Pericallosal lipomas can be subdivided into two subgroups; tubulonodular and curvilinear type. The tubulonodular type is characterized by nodular lesions usually measuring less than two centimeters, and affecting predominantly the anterior corpus callosum2. Curvilinear lipomas are usually thin, measuring more than one cm long and located posteriorly. They can be either small or fairly extensive, and they are considered asymptomatic. Hypoplasia of the corpus callosum can be observed in this particular type2.
ICLs incidence ranges between 0.08% and 0.2 % in autopsy cases and they represents approximately 0.06 to 0.3 % of all incidental findings on neuroradiologic studies5.They are rarely associated with congenital neurocutaneous disorders, including encephalocraniocutaneous lipomatosis7, epidermal nevus syndrome, or congenital infiltrating lipomatosis8. Approximately half of the cases are associated with other brain malformations of varying degrees, predominantly dysgenesis of corpus callosum. Associated anomalies are more frequent when their location is anterior to the corpus callosum4.
A variety of vascular abnormalities have been described in association with ICLs, including distension, kinking, or narrowing of arteries and veins; engulfment of the cerebral arteries, arteriovenous malformation and aneurysms 3,4,9. ICLs have a low proliferation rate and therefore they do not increase in size5. Lipoma cells do not multiply and almost never exert a mass effect on adjacent structures2. However, there have been reports of hypertrophy of lipomas cells after steroid treatment 5,10.

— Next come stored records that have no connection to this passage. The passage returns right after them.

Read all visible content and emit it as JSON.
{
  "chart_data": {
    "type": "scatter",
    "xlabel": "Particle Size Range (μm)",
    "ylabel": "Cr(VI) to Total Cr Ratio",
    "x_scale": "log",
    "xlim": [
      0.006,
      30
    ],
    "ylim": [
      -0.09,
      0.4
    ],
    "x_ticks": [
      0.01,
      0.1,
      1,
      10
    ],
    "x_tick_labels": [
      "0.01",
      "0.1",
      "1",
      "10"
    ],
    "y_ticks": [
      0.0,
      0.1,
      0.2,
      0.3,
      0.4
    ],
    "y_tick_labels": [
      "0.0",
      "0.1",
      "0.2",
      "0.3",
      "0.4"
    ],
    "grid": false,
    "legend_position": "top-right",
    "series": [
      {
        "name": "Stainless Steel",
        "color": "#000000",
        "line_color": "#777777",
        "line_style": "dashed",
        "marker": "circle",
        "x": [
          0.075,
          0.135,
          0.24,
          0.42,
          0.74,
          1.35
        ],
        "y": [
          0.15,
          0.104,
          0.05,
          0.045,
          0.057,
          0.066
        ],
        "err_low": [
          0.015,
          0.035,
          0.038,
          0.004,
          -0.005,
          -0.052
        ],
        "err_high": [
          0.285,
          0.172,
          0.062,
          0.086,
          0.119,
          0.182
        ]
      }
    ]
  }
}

ICL are usually asymptomatic, but they have been associated with seizures (30%) headaches (25%) raised intracranial pressure, dementia and hemiparesis in the past 5,11. Although several case reports mention seizures as an associated or presenting symptom, the clinical and electrophysiological characteristics of patients with ICLs remained unclear with only rare EEG correlates12. Loddenkemper et al13 analyzed 3500 consecutive video EEG admissions to a tertiary referral center. Only 5 cases of intracranial lipomas were detected and only in one case, epileptic seizures could be linked to the patient’s epilepsy. It appears that the increased incidence of epilepsy in patients with ICLS may be related to higher incidence of associated intracranial abnormalities and malformations compared with general population13.

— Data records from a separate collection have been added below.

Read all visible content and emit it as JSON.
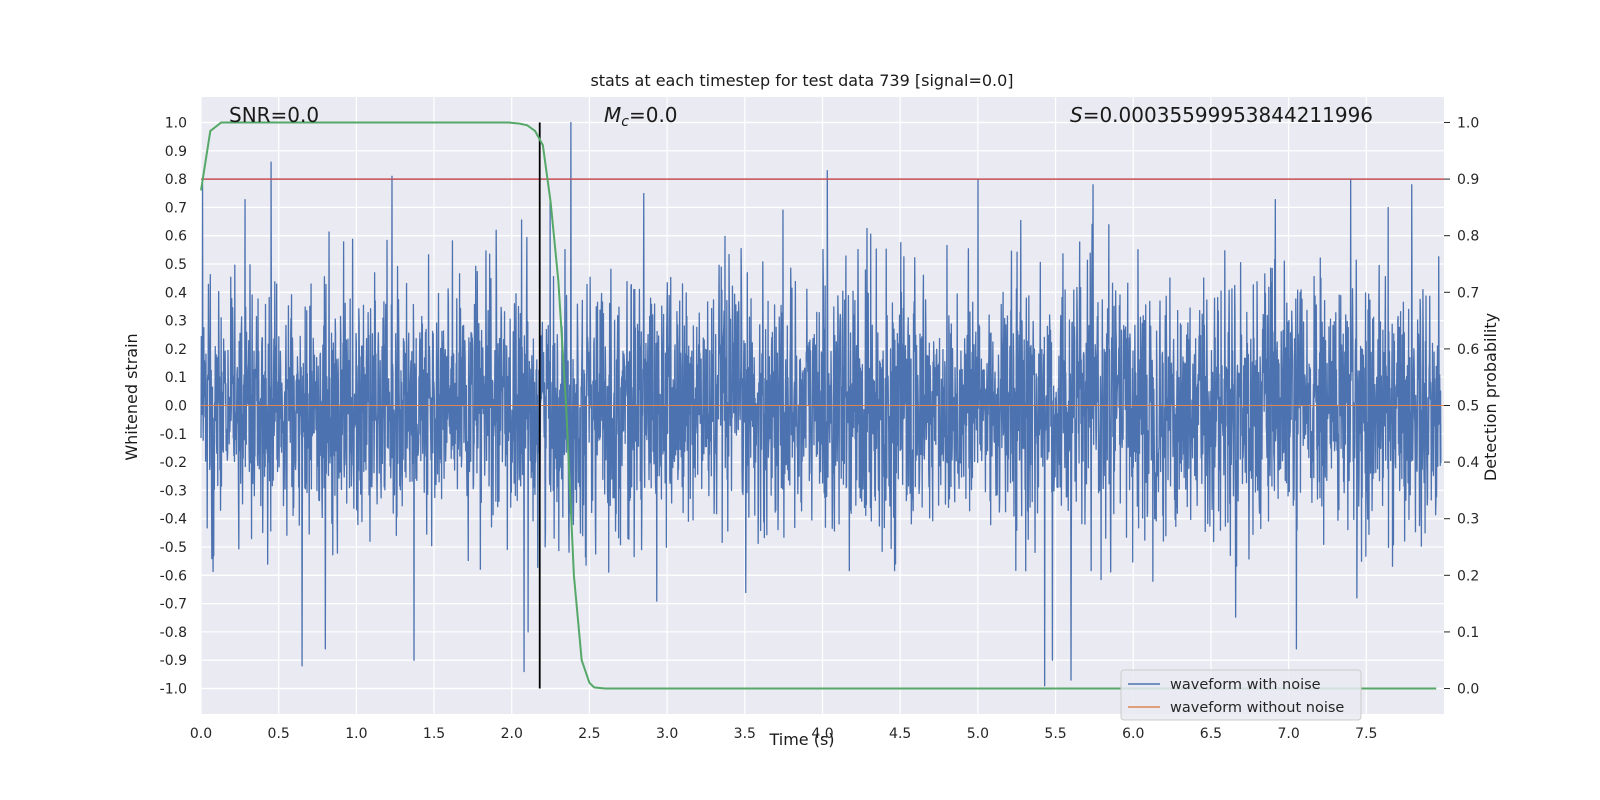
{
  "chart_data": {
    "type": "line",
    "title": "stats at each timestep for test data 739 [signal=0.0]",
    "xlabel": "Time (s)",
    "ylabel": "Whitened strain",
    "y2label": "Detection probability",
    "xlim": [
      0.0,
      8.0
    ],
    "ylim": [
      -1.09,
      1.09
    ],
    "y2lim": [
      -0.045,
      1.045
    ],
    "xticks": [
      "0.0",
      "0.5",
      "1.0",
      "1.5",
      "2.0",
      "2.5",
      "3.0",
      "3.5",
      "4.0",
      "4.5",
      "5.0",
      "5.5",
      "6.0",
      "6.5",
      "7.0",
      "7.5"
    ],
    "yticks": [
      "1.0",
      "0.9",
      "0.8",
      "0.7",
      "0.6",
      "0.5",
      "0.4",
      "0.3",
      "0.2",
      "0.1",
      "0.0",
      "-0.1",
      "-0.2",
      "-0.3",
      "-0.4",
      "-0.5",
      "-0.6",
      "-0.7",
      "-0.8",
      "-0.9",
      "-1.0"
    ],
    "y2ticks": [
      "1.0",
      "0.9",
      "0.8",
      "0.7",
      "0.6",
      "0.5",
      "0.4",
      "0.3",
      "0.2",
      "0.1",
      "0.0"
    ],
    "annotations": {
      "snr": "SNR=0.0",
      "mc_symbol": "M",
      "mc_sub": "c",
      "mc_value": "=0.0",
      "s_symbol": "S",
      "s_value": "=0.00035599953844211996"
    },
    "threshold": {
      "value": 0.9,
      "axis": "right",
      "color": "#c44e52"
    },
    "vertical_marker": {
      "x": 2.18,
      "color": "#000000"
    },
    "series": [
      {
        "name": "waveform with noise",
        "color": "#4c72b0",
        "axis": "left",
        "description": "noise series",
        "peaks": [
          {
            "x": 0.01,
            "y": 0.78
          },
          {
            "x": 0.45,
            "y": 0.86
          },
          {
            "x": 1.23,
            "y": 0.81
          },
          {
            "x": 2.38,
            "y": 1.0
          },
          {
            "x": 4.03,
            "y": 0.83
          },
          {
            "x": 5.0,
            "y": 0.8
          },
          {
            "x": 7.4,
            "y": 0.8
          },
          {
            "x": 0.65,
            "y": -0.92
          },
          {
            "x": 0.8,
            "y": -0.86
          },
          {
            "x": 1.37,
            "y": -0.9
          },
          {
            "x": 2.08,
            "y": -0.94
          },
          {
            "x": 5.43,
            "y": -0.99
          },
          {
            "x": 5.48,
            "y": -0.9
          },
          {
            "x": 5.6,
            "y": -0.97
          },
          {
            "x": 7.05,
            "y": -0.86
          }
        ]
      },
      {
        "name": "waveform without noise",
        "color": "#dd8452",
        "axis": "left",
        "x": [
          0.0,
          8.0
        ],
        "y": [
          0.0,
          0.0
        ]
      },
      {
        "name": "detection probability",
        "color": "#55a868",
        "axis": "right",
        "x": [
          0.0,
          0.06,
          0.13,
          0.25,
          0.5,
          1.0,
          1.5,
          1.98,
          2.05,
          2.1,
          2.15,
          2.2,
          2.25,
          2.3,
          2.35,
          2.4,
          2.45,
          2.5,
          2.53,
          2.6,
          3.0,
          4.0,
          5.0,
          6.0,
          7.0,
          7.95
        ],
        "y": [
          0.88,
          0.985,
          1.0,
          1.0,
          1.0,
          1.0,
          1.0,
          1.0,
          0.998,
          0.995,
          0.985,
          0.96,
          0.86,
          0.72,
          0.5,
          0.2,
          0.05,
          0.01,
          0.002,
          0.0,
          0.0,
          0.0,
          0.0,
          0.0,
          0.0,
          0.0
        ]
      }
    ],
    "legend": {
      "location": "lower-right",
      "entries": [
        {
          "label": "waveform with noise",
          "color": "#4c72b0"
        },
        {
          "label": "waveform without noise",
          "color": "#dd8452"
        }
      ]
    }
  }
}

ICLs located near the brainstem may cause ataxia, hydrocephalus, gaze palsies and trochlear nerve paralysis 5,10. In the pediatric population, they are associated with non specific neurological complaints including headache, dizziness, seizures or global psychomotor delay affecting language and gross psychomotor skills4.
Management of ICLs is usually conservative, as the risks of surgical intervention outweigh the potential benefits in most cases5,6. Surgical removal of these lesions has been unsuccessful in previous series, leading to significant morbidity and mortality 4,12,14. Complete extirpation will almost invariably result in neural or vascular damage due to strong attachment of tumor to surrounding structures. Furthermore, the majority of the tumors are asymptomatic. The only exception and indication for surgical treatment is decompression of near structures (particularly in cases of posterior fossa ICL) requiring placement of ventriculo- peritoneal shunt for treatment of hydrocephalus4,14.